Complete step-by-step answer:
Lest us consider the three vertices to be $$A\left(7,1\right),B\left(-1,5\right)$$, $$C\left(3+2\sqrt{3},3+4\sqrt{3}\right)$$ which forms the triangle $$\mathrm{\Delta }ABC$$ .
So, to find the length of the sides of the triangle distance formula is used and solve it
$$d=\sqrt{{\left(x_2-x_1\right)}^2-{\left(y_2-y_1\right)}^2}$$
So, the length of the side AB we get,
$$\Rightarrow AB=\sqrt{{\left(\left(-1\right)-7\right)}^2-{\left(5-1\right)}^2}$$
$$\Rightarrow AB=\sqrt{8^2+4^2}$$
$$\Rightarrow AB=\sqrt{80}$$
$$\Rightarrow AB=4\sqrt{5}$$
Now, the length of the side BC we get,
$$\Rightarrow BC=\sqrt{{\left(\left(3+2\sqrt{3}\right)-\left(-1\right)\right)}^2-{\left(\left(3+4\sqrt{3}\right)-5\right)}^2}$$
$$\Rightarrow Bc=4\sqrt{5}$$
Now, the length of the side CA we get,
$$\Rightarrow CA=\sqrt{{\left(\left(3+2\sqrt{3}\right)-7\right)}^2-{\left(\left(3+4\sqrt{3}\right)-5\right)}^2}$$
$$\Rightarrow CA=4\sqrt{5}$$

Since AB = BC = CA = $$4\sqrt{5}$$
Hence, we can say that it is an equilateral triangle. Since $$\mathrm{\Delta }ABC$$ is an equilateral triangle. The incentre is nothing but equal to the centroid of $$\mathrm{\Delta }ABC$$ .
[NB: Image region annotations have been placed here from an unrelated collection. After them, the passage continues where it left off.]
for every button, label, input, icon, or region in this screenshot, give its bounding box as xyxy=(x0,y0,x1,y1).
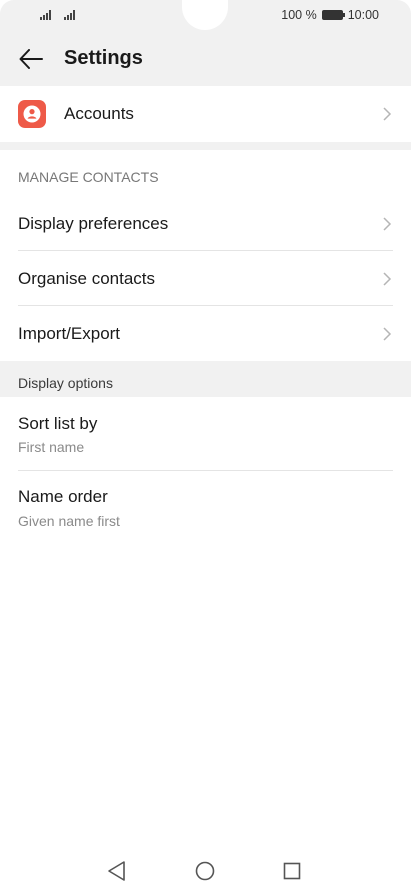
clock: 10:00 xyxy=(347,8,379,22)
phone-screen: 100 % 10:00 Settings Accounts MANAGE CON… xyxy=(0,0,411,892)
display-preferences-label: Display preferences xyxy=(18,214,169,233)
sort-list-by-row[interactable]: Sort list by First name xyxy=(0,397,411,470)
section-header-manage-contacts: MANAGE CONTACTS xyxy=(18,169,159,185)
page-title: Settings xyxy=(64,47,143,69)
sort-list-by-label: Sort list by xyxy=(18,414,98,433)
section-gap xyxy=(0,142,411,150)
navigation-bar xyxy=(0,852,411,888)
display-preferences-row[interactable]: Display preferences xyxy=(0,196,411,251)
organise-contacts-row[interactable]: Organise contacts xyxy=(0,251,411,306)
display-options-header: Display options xyxy=(0,361,411,397)
accounts-label: Accounts xyxy=(64,104,134,123)
import-export-row[interactable]: Import/Export xyxy=(0,306,411,361)
battery-percent: 100 % xyxy=(281,8,317,22)
chevron-right-icon xyxy=(383,272,392,286)
chevron-right-icon xyxy=(383,107,392,121)
name-order-label: Name order xyxy=(18,487,108,506)
circle-home-icon[interactable] xyxy=(192,858,218,884)
organise-contacts-label: Organise contacts xyxy=(18,269,156,288)
app-header: Settings xyxy=(0,32,411,86)
triangle-back-icon[interactable] xyxy=(104,858,130,884)
import-export-label: Import/Export xyxy=(18,324,121,343)
manage-contacts-section: MANAGE CONTACTS Display preferences Orga… xyxy=(0,150,411,361)
square-recents-icon[interactable] xyxy=(279,858,305,884)
battery-icon xyxy=(321,10,345,20)
sort-list-by-value: First name xyxy=(18,439,85,455)
back-button[interactable] xyxy=(14,42,48,76)
name-order-value: Given name first xyxy=(18,513,120,529)
status-bar: 100 % 10:00 xyxy=(0,0,411,32)
signal-icon xyxy=(64,10,75,20)
name-order-row[interactable]: Name order Given name first xyxy=(0,471,411,544)
arrow-back-icon xyxy=(19,49,43,69)
chevron-right-icon xyxy=(383,217,392,231)
status-indicators: 100 % 10:00 xyxy=(281,8,379,22)
person-icon xyxy=(18,100,46,128)
section-header-display-options: Display options xyxy=(18,375,113,391)
accounts-row[interactable]: Accounts xyxy=(0,86,411,142)
chevron-right-icon xyxy=(383,327,392,341)
signal-icon xyxy=(40,10,51,20)
camera-notch xyxy=(182,0,228,30)
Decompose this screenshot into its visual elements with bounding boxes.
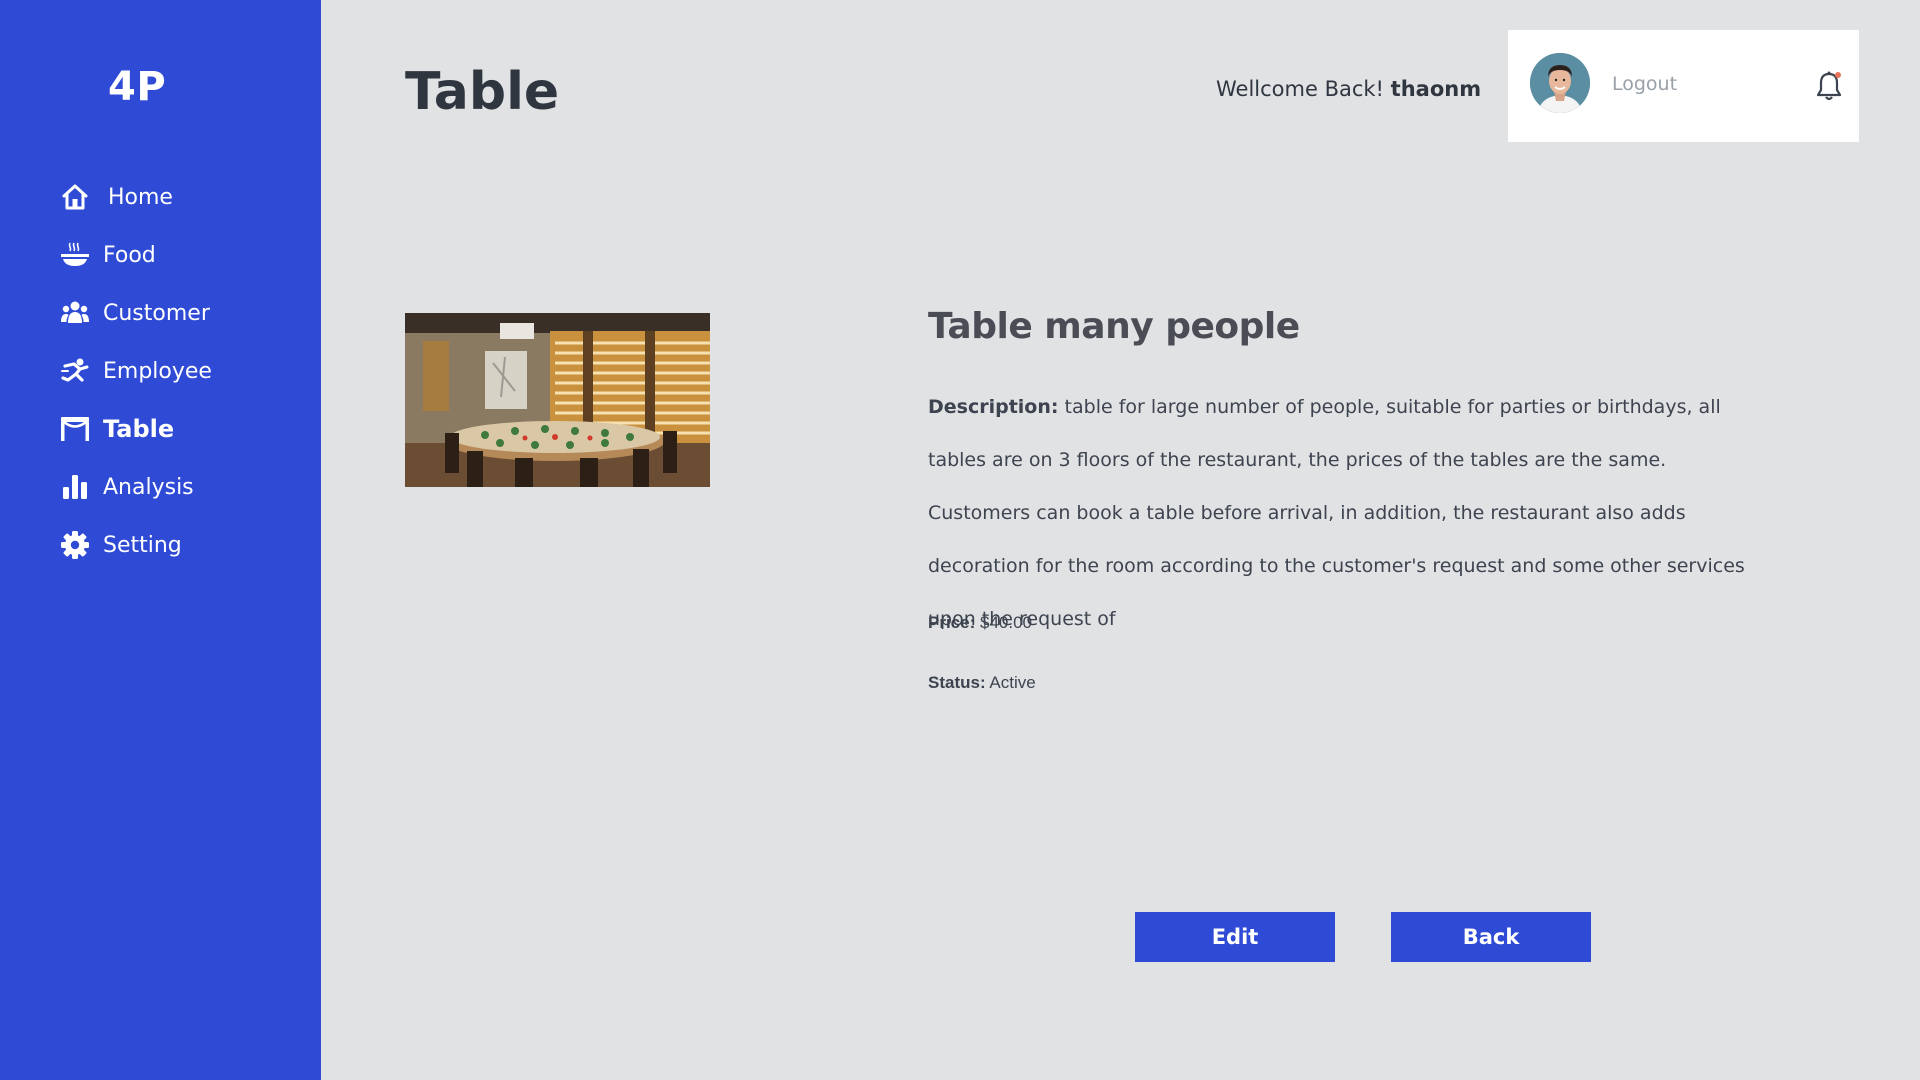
sidebar-item-label: Analysis	[103, 474, 194, 500]
table-icon	[60, 414, 90, 444]
home-icon	[60, 182, 90, 212]
sidebar-item-label: Setting	[103, 532, 182, 558]
detail-title: Table many people	[928, 306, 1300, 347]
sidebar-item-home[interactable]: Home	[60, 168, 212, 226]
sidebar-item-analysis[interactable]: Analysis	[60, 458, 212, 516]
page-title: Table	[405, 62, 560, 122]
edit-button[interactable]: Edit	[1135, 912, 1335, 962]
app-logo[interactable]: 4P	[108, 64, 166, 110]
employee-icon	[60, 356, 90, 386]
bar-chart-icon	[60, 472, 90, 502]
gear-icon	[60, 530, 90, 560]
users-icon	[60, 298, 90, 328]
sidebar-item-food[interactable]: Food	[60, 226, 212, 284]
back-button[interactable]: Back	[1391, 912, 1591, 962]
avatar[interactable]	[1530, 53, 1590, 113]
sidebar-nav: Home Food Customer Employee Table Analys…	[60, 168, 212, 574]
sidebar-item-table[interactable]: Table	[60, 400, 212, 458]
sidebar-item-employee[interactable]: Employee	[60, 342, 212, 400]
price-value: $40.00	[979, 613, 1032, 632]
sidebar-item-setting[interactable]: Setting	[60, 516, 212, 574]
welcome-message: Wellcome Back! thaonm	[1216, 77, 1481, 101]
sidebar: 4P Home Food Customer Employee Table Ana…	[0, 0, 321, 1080]
description-text: table for large number of people, suitab…	[928, 396, 1745, 630]
price-field: Price: $40.00	[928, 613, 1032, 633]
food-bowl-icon	[60, 240, 90, 270]
price-label: Price:	[928, 613, 976, 632]
username: thaonm	[1390, 77, 1482, 101]
welcome-text: Wellcome Back!	[1216, 77, 1384, 101]
description: Description: table for large number of p…	[928, 381, 1768, 646]
sidebar-item-label: Employee	[103, 358, 212, 384]
status-field: Status: Active	[928, 673, 1036, 693]
status-label: Status:	[928, 673, 986, 692]
table-photo	[405, 313, 710, 487]
sidebar-item-label: Table	[103, 415, 175, 443]
user-panel: Logout	[1508, 30, 1859, 142]
logout-link[interactable]: Logout	[1612, 73, 1677, 95]
sidebar-item-label: Food	[103, 242, 156, 268]
sidebar-item-customer[interactable]: Customer	[60, 284, 212, 342]
sidebar-item-label: Home	[108, 184, 173, 210]
status-value: Active	[989, 673, 1036, 692]
sidebar-item-label: Customer	[103, 300, 210, 326]
description-label: Description:	[928, 396, 1059, 418]
notification-bell-icon[interactable]	[1814, 70, 1844, 102]
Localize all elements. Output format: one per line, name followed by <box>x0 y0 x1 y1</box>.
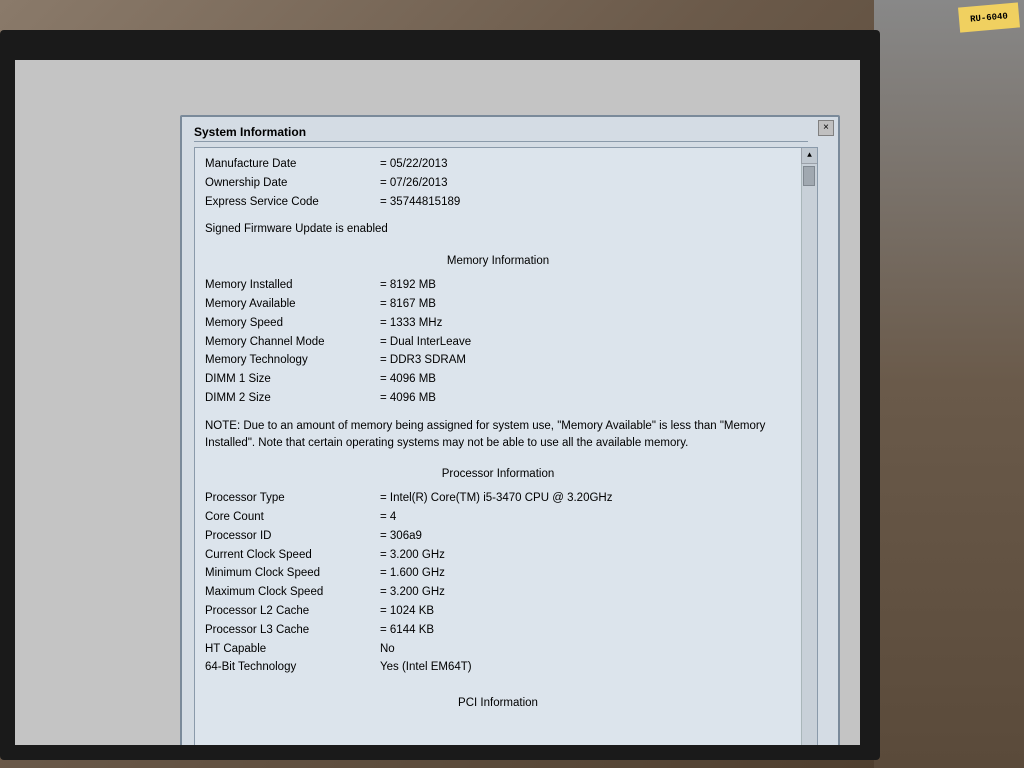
memory-row-value: = Dual InterLeave <box>380 334 471 352</box>
processor-row: Core Count= 4 <box>205 509 791 527</box>
processor-row-value: = 1024 KB <box>380 603 434 621</box>
processor-row: Current Clock Speed= 3.200 GHz <box>205 547 791 565</box>
monitor-screen: System Information × ▲ ▼ Manufacture Dat… <box>15 60 860 745</box>
memory-row-label: Memory Technology <box>205 352 380 370</box>
processor-row: Processor L3 Cache= 6144 KB <box>205 622 791 640</box>
scroll-thumb[interactable] <box>803 166 815 186</box>
processor-row-label: Core Count <box>205 509 380 527</box>
processor-row-value: = 4 <box>380 509 396 527</box>
sticky-note: RU-6040 <box>958 2 1020 32</box>
title-divider <box>194 141 808 142</box>
processor-row-value: = 306a9 <box>380 528 422 546</box>
memory-row-value: = 4096 MB <box>380 390 436 408</box>
processor-section-title: Processor Information <box>205 466 791 484</box>
memory-row-label: DIMM 1 Size <box>205 371 380 389</box>
processor-row-label: Processor Type <box>205 490 380 508</box>
processor-row-value: No <box>380 641 395 659</box>
processor-row-label: Processor L2 Cache <box>205 603 380 621</box>
memory-row: Memory Installed= 8192 MB <box>205 277 791 295</box>
memory-row-label: Memory Installed <box>205 277 380 295</box>
processor-row-label: Processor L3 Cache <box>205 622 380 640</box>
memory-row-value: = 1333 MHz <box>380 315 442 333</box>
processor-row: Processor Type= Intel(R) Core(TM) i5-347… <box>205 490 791 508</box>
monitor-bezel: System Information × ▲ ▼ Manufacture Dat… <box>0 30 880 760</box>
dialog-title: System Information <box>194 125 306 139</box>
text-content: Manufacture Date = 05/22/2013 Ownership … <box>195 148 801 727</box>
pci-section-title: PCI Information <box>205 695 791 713</box>
memory-row: DIMM 2 Size= 4096 MB <box>205 390 791 408</box>
manufacture-date-value: = 05/22/2013 <box>380 156 447 174</box>
memory-row-label: Memory Available <box>205 296 380 314</box>
memory-row-label: DIMM 2 Size <box>205 390 380 408</box>
processor-row-value: Yes (Intel EM64T) <box>380 659 472 677</box>
close-button[interactable]: × <box>818 120 834 136</box>
processor-row-value: = Intel(R) Core(TM) i5-3470 CPU @ 3.20GH… <box>380 490 612 508</box>
express-service-code-label: Express Service Code <box>205 194 380 212</box>
processor-row: Minimum Clock Speed= 1.600 GHz <box>205 565 791 583</box>
ownership-date-row: Ownership Date = 07/26/2013 <box>205 175 791 193</box>
right-background: RU-6040 <box>874 0 1024 768</box>
processor-info-rows: Processor Type= Intel(R) Core(TM) i5-347… <box>205 490 791 677</box>
memory-row: Memory Speed= 1333 MHz <box>205 315 791 333</box>
memory-row-label: Memory Speed <box>205 315 380 333</box>
processor-row-label: Processor ID <box>205 528 380 546</box>
scrollbar-track[interactable]: ▲ ▼ <box>801 148 817 745</box>
processor-row-value: = 3.200 GHz <box>380 584 445 602</box>
processor-row-label: Current Clock Speed <box>205 547 380 565</box>
memory-row-value: = 8167 MB <box>380 296 436 314</box>
processor-row: HT CapableNo <box>205 641 791 659</box>
processor-row-label: HT Capable <box>205 641 380 659</box>
memory-info-rows: Memory Installed= 8192 MBMemory Availabl… <box>205 277 791 408</box>
content-area: ▲ ▼ Manufacture Date = 05/22/2013 Owners… <box>194 147 818 745</box>
ownership-date-label: Ownership Date <box>205 175 380 193</box>
system-information-dialog: System Information × ▲ ▼ Manufacture Dat… <box>180 115 840 745</box>
processor-row: Processor L2 Cache= 1024 KB <box>205 603 791 621</box>
memory-row-value: = DDR3 SDRAM <box>380 352 466 370</box>
memory-row: Memory Channel Mode= Dual InterLeave <box>205 334 791 352</box>
processor-row-label: Minimum Clock Speed <box>205 565 380 583</box>
processor-row: 64-Bit TechnologyYes (Intel EM64T) <box>205 659 791 677</box>
processor-row-label: 64-Bit Technology <box>205 659 380 677</box>
manufacture-date-label: Manufacture Date <box>205 156 380 174</box>
processor-row-value: = 6144 KB <box>380 622 434 640</box>
express-service-code-row: Express Service Code = 35744815189 <box>205 194 791 212</box>
scroll-up-arrow[interactable]: ▲ <box>801 148 817 164</box>
memory-row-value: = 4096 MB <box>380 371 436 389</box>
ownership-date-value: = 07/26/2013 <box>380 175 447 193</box>
memory-row: Memory Available= 8167 MB <box>205 296 791 314</box>
memory-row: Memory Technology= DDR3 SDRAM <box>205 352 791 370</box>
processor-row-value: = 3.200 GHz <box>380 547 445 565</box>
processor-row: Processor ID= 306a9 <box>205 528 791 546</box>
processor-row-label: Maximum Clock Speed <box>205 584 380 602</box>
memory-row-value: = 8192 MB <box>380 277 436 295</box>
manufacture-date-row: Manufacture Date = 05/22/2013 <box>205 156 791 174</box>
firmware-notice: Signed Firmware Update is enabled <box>205 221 791 239</box>
memory-row: DIMM 1 Size= 4096 MB <box>205 371 791 389</box>
memory-note: NOTE: Due to an amount of memory being a… <box>205 418 791 453</box>
memory-row-label: Memory Channel Mode <box>205 334 380 352</box>
express-service-code-value: = 35744815189 <box>380 194 460 212</box>
processor-row: Maximum Clock Speed= 3.200 GHz <box>205 584 791 602</box>
processor-row-value: = 1.600 GHz <box>380 565 445 583</box>
memory-section-title: Memory Information <box>205 253 791 271</box>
So, the coordinates of the incentre = coordinates of centroid
Now, coordinates of centroid can be written using the formula
$$\Rightarrow \left({\displaystyle \frac{x_1+x_2+x_3}{3}},{\displaystyle \frac{y_1+y_2+y_3}{3}}\right)$$
$$\Rightarrow \left({\displaystyle \frac{7+\left(-1\right)+\left(3+2\sqrt{3}\right)}{3}},{\displaystyle \frac{1+5+\left(3+4\sqrt{3}\right)}{3}}\right)$$
$$\Rightarrow \left({\displaystyle \frac{9+2\sqrt{3}}{3}},{\displaystyle \frac{9+4\sqrt{3}}{3}}\right)$$
$$\Rightarrow \left(3+{\displaystyle \frac{2}{\sqrt{3}}},3+{\displaystyle \frac{4}{\sqrt{3}}}\right)$$
Thus, coordinates of incentre are: $$\Rightarrow \left(3+{\displaystyle \frac{2}{\sqrt{3}}},3+{\displaystyle \frac{4}{\sqrt{3}}}\right)$$
Hence option (1) is the correct answer to this question.
So, the correct answer is “Option 1”.

Note: When we have to solve this type question, first calculate the distance of the side of the triangle and apply the formula of incentre with respect to the triangle that formed. Alternate way to find the incentre is using the formula-
$$\left({\displaystyle \frac{a{x}_1+b{x}_2+c{x}_3}{a+b+c}},{\displaystyle \frac{a{y}_1+b{y}_2+c{y}_3}{a+b+c}}\right)$$
Where,
Length of side AB is a
Length of side BC is b
Length of side CA is c